熱き指導者たち
| <2> 軟式野球 名農高監督 大湯 輔 | ||
| 「我慢、耐えることを教えたい」 | ||
| (2003/04/09) | ||
「目立ちたがり屋だったから、騒がれるのは気持ちよかった。でも、試合で活躍もしてないのに取り上げられるのは嫌だったな」と苦笑いする。 左利きの三塁手は今、野球部の若き監督だ。高校卒業後、実習助手として名農高に赴任。2年目から監督となり、夢だった指導者の道を歩んでいる。ただし、「軟式」の、である。 高校野球といえば硬式野球、甲子園。軟式には抵抗があった。試合なのに観客がほとんどいない。飛ばない打球、ボンボンとグラウンドをはねるボール、プレーも雑に見えた。3年間プレーした硬式との違いを感じ「これで野球かなって、正直びっくりした」 でも、今は「選手は一生懸命頑張っているし、チームプレーであることには変わりはない」と感じている。
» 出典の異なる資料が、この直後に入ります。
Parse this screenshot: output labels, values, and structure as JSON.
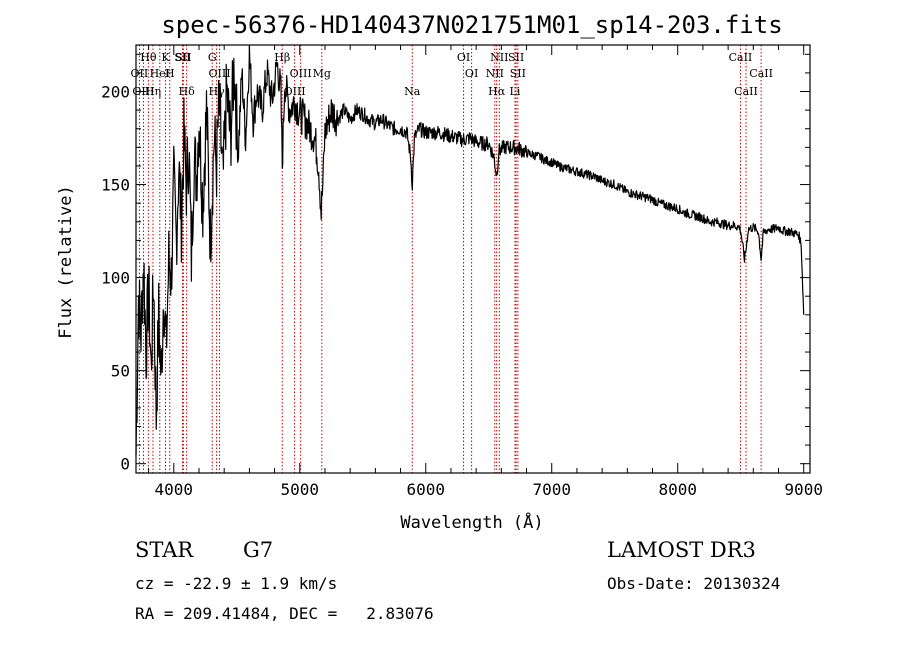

硬式の部をつくりたいというこだわりもなくなった。 チームは着実に強くなっている。3年前に監督就任後、初めて公式戦で勝利を収め、昨年は県春季大会準優勝、県高総体3位にチームを導いた。まいた種が芽を出し始め、さい配の面白さが徐々に分かってきた。 同時に、監督の大変さも実感する。自分が選手だったときには考えられないミスが出ると「歯がゆくなるときがある」という。「言いたいことが伝わらないときもあるし、監督はつらい。やっぱり選手の方がいいですね」と本音もちらりとのぞかせた。 入ってくる部員は素人がほとんど。高校のときは自分が一番だと思い、下手な選手に練習を合わせるということはなかった。監督になって、「頑張っている選手の気持ちに近づこうと思うようになった」。自分も少しずつ成長している。 当時の弘前実高の外崎忠彦監督が、なぜ左利きの自分を三塁で使ったのか、疑問に思うことがある。「自分が監督なら、実力が同じくらいの右利きの選手を使うのに」 自分を育ててくれた常識破りのさい配に、今は感謝の気持ちでいっぱいだ。県制覇のほかに、もう一つ夢がある。「左の内野手を育ててみたい」と強く思っている。